…Давно ли было: вот так же дрожали ее пальцы на груди, когда после их первой ночи с Николаем, дождавшись его ухода, она выгнулась перед зеркалом, чтобы смело оглядеть себя такую, какой стала, и в крайнем изумлении обнаружила на ней следы его целований — многие, пугающие… Отвечать на его неистовство или хотя бы терпеть его в первые минуты соединения казалось ей стыдным, она не чувствовала в себе той страсти, которая виделась за каждым его словом и жестом, но она терпела и, как могла, отвечала его ласкам, считая, что так и нужно делать, если она стала его женой. И не сразу проснулось в ней это ощущение мучительной радости, к которому Николай, неожиданно приведя однажды, влек и влек ее в минуты любовного полета, как к единственному и последнему глотку безумного счастья.

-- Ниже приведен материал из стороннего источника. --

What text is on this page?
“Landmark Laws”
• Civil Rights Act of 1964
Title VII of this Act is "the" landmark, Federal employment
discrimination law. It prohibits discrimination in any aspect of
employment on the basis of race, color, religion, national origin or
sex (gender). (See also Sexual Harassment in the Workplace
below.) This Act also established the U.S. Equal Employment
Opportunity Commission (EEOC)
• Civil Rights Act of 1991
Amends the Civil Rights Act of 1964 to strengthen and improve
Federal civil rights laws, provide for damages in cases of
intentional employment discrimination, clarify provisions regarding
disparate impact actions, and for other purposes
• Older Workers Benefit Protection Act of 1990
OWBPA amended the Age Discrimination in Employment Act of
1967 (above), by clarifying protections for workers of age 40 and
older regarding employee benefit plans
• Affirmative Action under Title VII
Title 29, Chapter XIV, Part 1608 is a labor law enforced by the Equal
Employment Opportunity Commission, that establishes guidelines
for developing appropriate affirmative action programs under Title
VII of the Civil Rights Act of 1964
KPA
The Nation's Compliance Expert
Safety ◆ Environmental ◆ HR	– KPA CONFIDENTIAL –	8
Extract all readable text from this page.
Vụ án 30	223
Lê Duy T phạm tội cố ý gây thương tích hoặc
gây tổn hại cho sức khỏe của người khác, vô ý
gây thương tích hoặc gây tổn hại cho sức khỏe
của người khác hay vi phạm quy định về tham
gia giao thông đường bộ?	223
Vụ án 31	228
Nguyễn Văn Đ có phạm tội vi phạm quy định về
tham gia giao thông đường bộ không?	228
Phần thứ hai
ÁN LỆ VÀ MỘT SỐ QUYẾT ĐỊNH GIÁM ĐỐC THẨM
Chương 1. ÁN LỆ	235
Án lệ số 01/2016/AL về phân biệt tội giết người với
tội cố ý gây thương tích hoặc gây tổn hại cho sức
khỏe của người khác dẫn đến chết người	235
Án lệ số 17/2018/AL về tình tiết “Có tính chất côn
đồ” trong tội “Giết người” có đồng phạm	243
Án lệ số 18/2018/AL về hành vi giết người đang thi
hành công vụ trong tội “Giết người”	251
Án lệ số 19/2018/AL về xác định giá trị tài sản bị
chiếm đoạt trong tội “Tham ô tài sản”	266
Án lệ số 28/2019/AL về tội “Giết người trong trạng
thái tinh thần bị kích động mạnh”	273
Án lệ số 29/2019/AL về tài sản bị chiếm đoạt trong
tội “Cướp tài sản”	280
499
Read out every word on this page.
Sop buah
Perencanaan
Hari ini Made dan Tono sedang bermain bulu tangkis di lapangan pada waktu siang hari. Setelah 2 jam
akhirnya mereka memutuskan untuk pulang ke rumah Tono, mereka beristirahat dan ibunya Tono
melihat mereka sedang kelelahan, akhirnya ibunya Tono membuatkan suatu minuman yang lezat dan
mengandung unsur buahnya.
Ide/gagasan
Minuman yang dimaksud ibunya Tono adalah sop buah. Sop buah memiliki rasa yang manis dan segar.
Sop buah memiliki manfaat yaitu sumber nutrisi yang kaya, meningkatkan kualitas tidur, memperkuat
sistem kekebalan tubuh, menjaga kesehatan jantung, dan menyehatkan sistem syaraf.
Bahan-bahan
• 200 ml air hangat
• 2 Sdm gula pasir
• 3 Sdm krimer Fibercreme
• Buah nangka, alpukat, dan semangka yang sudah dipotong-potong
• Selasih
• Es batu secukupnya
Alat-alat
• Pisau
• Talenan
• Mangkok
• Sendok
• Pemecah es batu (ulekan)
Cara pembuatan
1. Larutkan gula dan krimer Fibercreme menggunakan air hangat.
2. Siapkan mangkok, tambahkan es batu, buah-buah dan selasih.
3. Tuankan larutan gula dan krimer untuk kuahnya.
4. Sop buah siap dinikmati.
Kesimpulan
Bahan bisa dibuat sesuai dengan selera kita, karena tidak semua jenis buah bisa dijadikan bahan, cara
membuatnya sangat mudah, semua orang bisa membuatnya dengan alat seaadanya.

Никакие другие губы, кроме губ мужа, не касались ее лица и тела, близость с другими была непредставляема, как непредставляемы чужие глаза на своем лице или острая боль в совершенно здоровом теле.
Конечно, она слышала о случаях такого рода, как измена, ревность и семейные разрывы, случалось, была свидетелем бессмысленных, унижающих и оскверняющих душу скандалов и полных замирений после них, но вроде как не верила в истинность этого, потому что оно было вне ее представлений о жизни.
Ее сопротивление Литкову вызывал не только возможный позор измены мужу, но и крайнее, безотчетное сопротивление души, преодолеть которое значило лишить себя самой главной жизненной основы. Однако она чувствовала и то, что он от нее теперь не отступится.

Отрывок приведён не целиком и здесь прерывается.